Whole-Body End-Pose Planning for Legged Robots on Inclined Support Surfaces in Complex Environments

Published in IEEE-RAS 18th International Conference on Humanoid Robots (Humanoids), 2018

Online Digital Library

Download PDF

Recommended citation: H. Ferrolho, W. Merkt, Y. Yang, V. Ivan and S. Vijayakumar, "Whole-Body End-Pose Planning for Legged Robots on Inclined Support Surfaces in Complex Environments," in IEEE-RAS 18th International Conference on Humanoid Robots (Humanoids), Beijing, China, 2018.

Abstract

Planning balanced whole-body reaching configurations is a fundamental problem in humanoid robotics on which manipulation and locomotion planners depend on. While finding valid whole-body configurations in free space and on flat terrains is relatively straightforward, the problem becomes extremely challenging when obstacle avoidance is taken into account, and when balancing on more complex terrains, such as inclined supports or steps.
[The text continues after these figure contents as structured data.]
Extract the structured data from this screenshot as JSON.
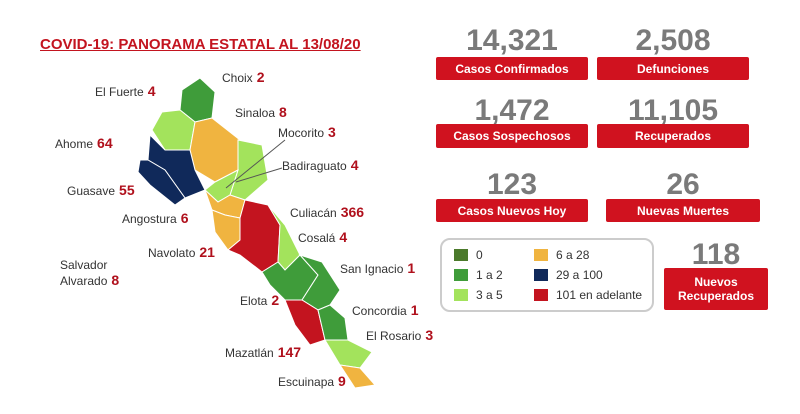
{
  "title": "COVID-19: PANORAMA ESTATAL AL 13/08/20",
  "municipalities": [
    {
      "name": "Choix",
      "value": "2"
    },
    {
      "name": "El Fuerte",
      "value": "4"
    },
    {
      "name": "Sinaloa",
      "value": "8"
    },
    {
      "name": "Ahome",
      "value": "64"
    },
    {
      "name": "Mocorito",
      "value": "3"
    },
    {
      "name": "Badiraguato",
      "value": "4"
    },
    {
      "name": "Guasave",
      "value": "55"
    },
    {
      "name": "Culiacán",
      "value": "366"
    },
    {
      "name": "Angostura",
      "value": "6"
    },
    {
      "name": "Cosalá",
      "value": "4"
    },
    {
      "name": "Navolato",
      "value": "21"
    },
    {
      "name": "Salvador Alvarado",
      "value": "8"
    },
    {
      "name": "San Ignacio",
      "value": "1"
    },
    {
      "name": "Elota",
      "value": "2"
    },
    {
      "name": "Concordia",
      "value": "1"
    },
    {
      "name": "El Rosario",
      "value": "3"
    },
    {
      "name": "Mazatlán",
      "value": "147"
    },
    {
      "name": "Escuinapa",
      "value": "9"
    }
  ],
  "stats": [
    {
      "value": "14,321",
      "label": "Casos Confirmados"
    },
    {
      "value": "2,508",
      "label": "Defunciones"
    },
    {
      "value": "1,472",
      "label": "Casos Sospechosos"
    },
    {
      "value": "11,105",
      "label": "Recuperados"
    },
    {
      "value": "123",
      "label": "Casos Nuevos Hoy"
    },
    {
      "value": "26",
      "label": "Nuevas Muertes"
    },
    {
      "value": "118",
      "label": "Nuevos Recuperados"
    }
  ],
  "legend": [
    {
      "label": "0",
      "color": "#4b7a2b"
    },
    {
      "label": "1 a 2",
      "color": "#3f9c3a"
    },
    {
      "label": "3 a 5",
      "color": "#a3e35c"
    },
    {
      "label": "6 a 28",
      "color": "#f0b440"
    },
    {
      "label": "29 a 100",
      "color": "#10295a"
    },
    {
      "label": "101 en adelante",
      "color": "#c3141f"
    }
  ]
}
Previous work using Paired Forward-Inverse Dynamic Reachability Maps demonstrated fast end-pose planning on flat terrains at different heights by decomposing the kinematic structure and leveraging combinatorics. In this paper, we present an efficient whole-body end-pose planning framework capable of finding collision-free whole-body configurations in complex environments and on sloped support regions. The main contributions in this paper are twofold: (i) the integration of contact property information of support regions into both precomputation and online planning stages, including whole-body static equilibrium robustness, and (ii) the proposal of a more informed and meaningful sampling strategy for the lower-body. We focus on humanoid robots throughout the paper, but all the principles can be applied to legged platforms other than bipedal robots. We demonstrate our method on the NASA Valkyrie humanoid platform with 38 Degrees of Freedom (DoF) over inclined supports. Analysis of the results indicate both higher success rates - greater than 95 % and 80 % on obstacle-free and highly cluttered environments, respectively - and shorter computation times compared to previous methods.